Many renters don't know their exact ratio and may be overspending without realizing it. Running this check before signing a lease can prevent financial stress. Landlords also use this ratio in application screening, so knowing where you stand helps you prepare documentation or arrange a guarantor if needed.

How to Use the Inputs

  1. Enter your current or prospective monthly rent amount.
  2. Enter your gross monthly income (before taxes).
  3. View your rent-to-income ratio as a percentage.
  4. Check the affordability rating (affordable, cost-burdened, or severely cost-burdened).
  5. Adjust inputs to see how a raise or cheaper apartment changes the ratio.
Formula used
Rent-to-Income Ratio = (Monthly Rent / Gross Monthly Income) × 100

Example Calculation

Result: 32.73% — Slightly Cost-Burdened

Monthly rent of $1,800 divided by gross monthly income of $5,500 yields a ratio of 32.73%. This is slightly above the 30% threshold, making the renter technically cost-burdened by HUD standards. Reducing rent by about $150/month would bring the ratio to 30%.

Tips & Best Practices

  • Aim for 30% or below for financial flexibility; 25% gives you an even bigger safety margin.
  • If your ratio exceeds 30%, consider a roommate, cheaper neighborhood, or negotiating rent down.
  • Use net income (after taxes) for a more conservative and realistic assessment.
  • Remember to add utilities and renter's insurance for a true housing cost ratio.
  • Landlords typically require a ratio of 30% or less (income ≥ 3× rent or annual income ≥ 40× rent).
  • Track your ratio annually — if income grows but rent stays flat, your ratio improves automatically.

Why the 30% Rule Exists

The 30% threshold originated from the Brooke Amendment of 1969, which capped public housing rent at 25% of income.
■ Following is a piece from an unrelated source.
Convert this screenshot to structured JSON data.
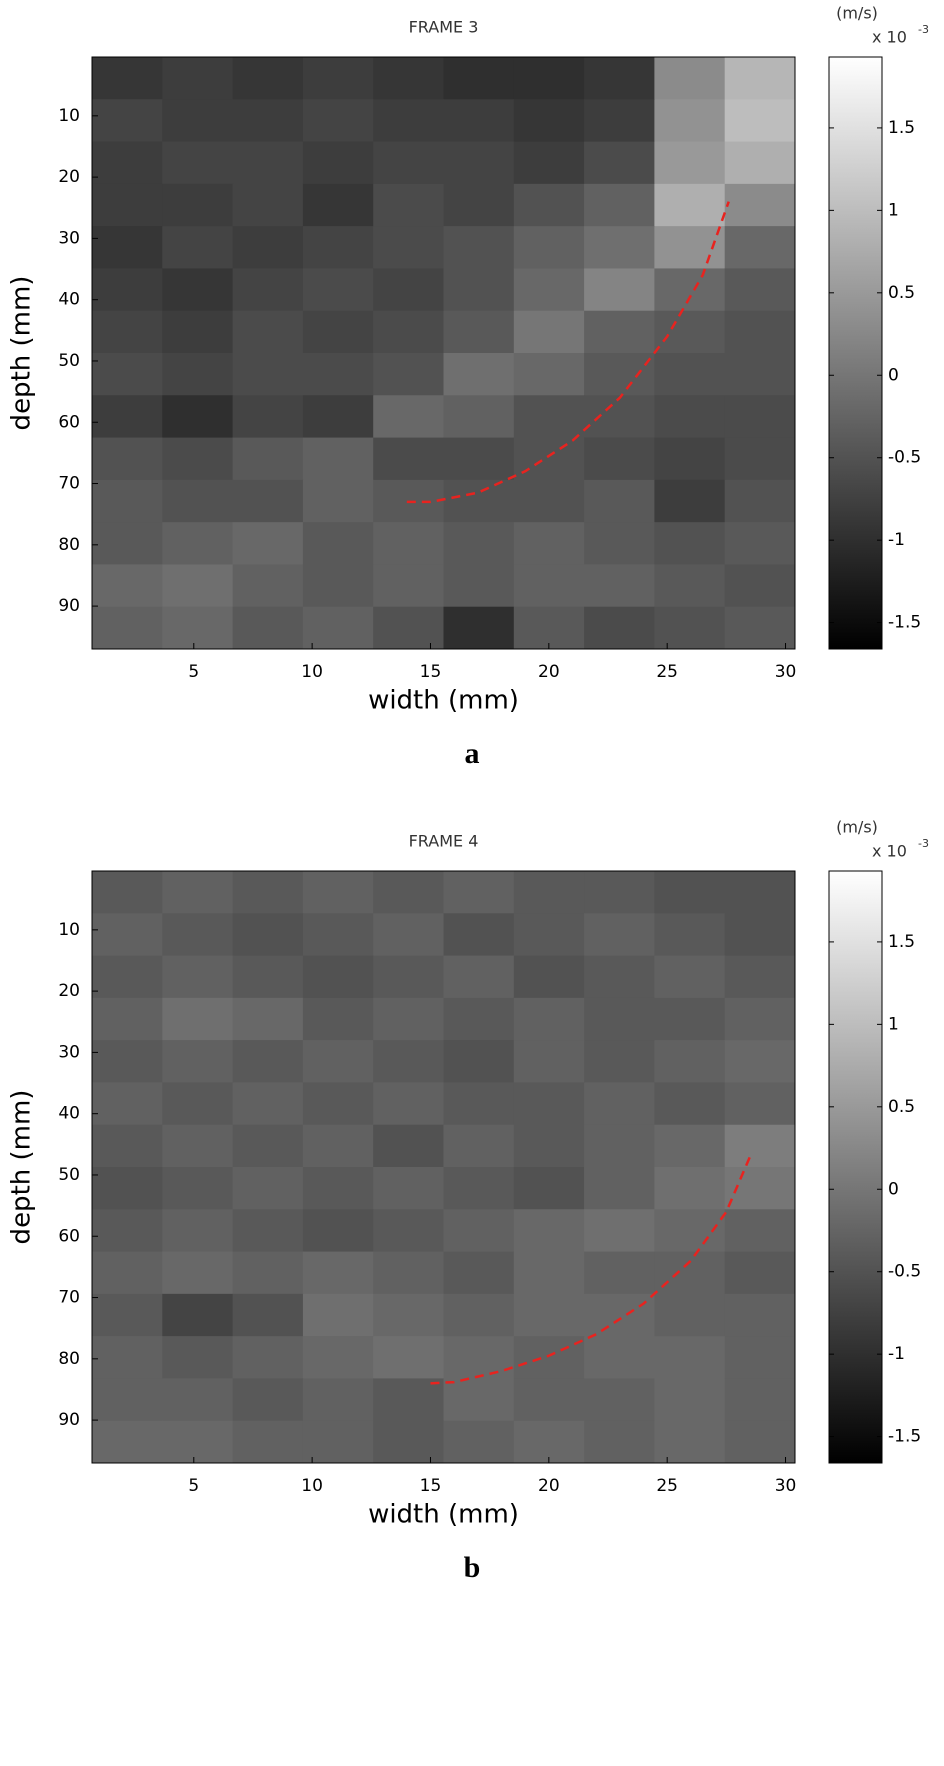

In 1981 it was raised to 30%, and this standard has since become the de facto benchmark for all renters. While imperfect, it provides a consistent, easy-to-calculate measure of housing affordability.

When to Exceed 30%

In high-cost metros, strict adherence to 30% may be impossible. If your career growth trajectory is strong and you have minimal debt, spending 33–35% temporarily can be justified. The key is to have a plan: reduce the ratio within 12–18 months through income growth, a roommate, or a move.

Tracking Over Time

Revisit your ratio every year or whenever your income or rent changes. A 2% annual raise with flat rent naturally improves your ratio. Conversely, annual rent escalations of 3–5% without matching income growth quietly push you into cost-burdened territory.

Sources & Methodology

Last updated:

Frequently Asked Questions

  • A ratio of 30% or less is considered good by most financial standards. HUD classifies anything above 30% as cost-burdened. Many financial advisors recommend 25–28% for extra breathing room, especially if you have other debt obligations.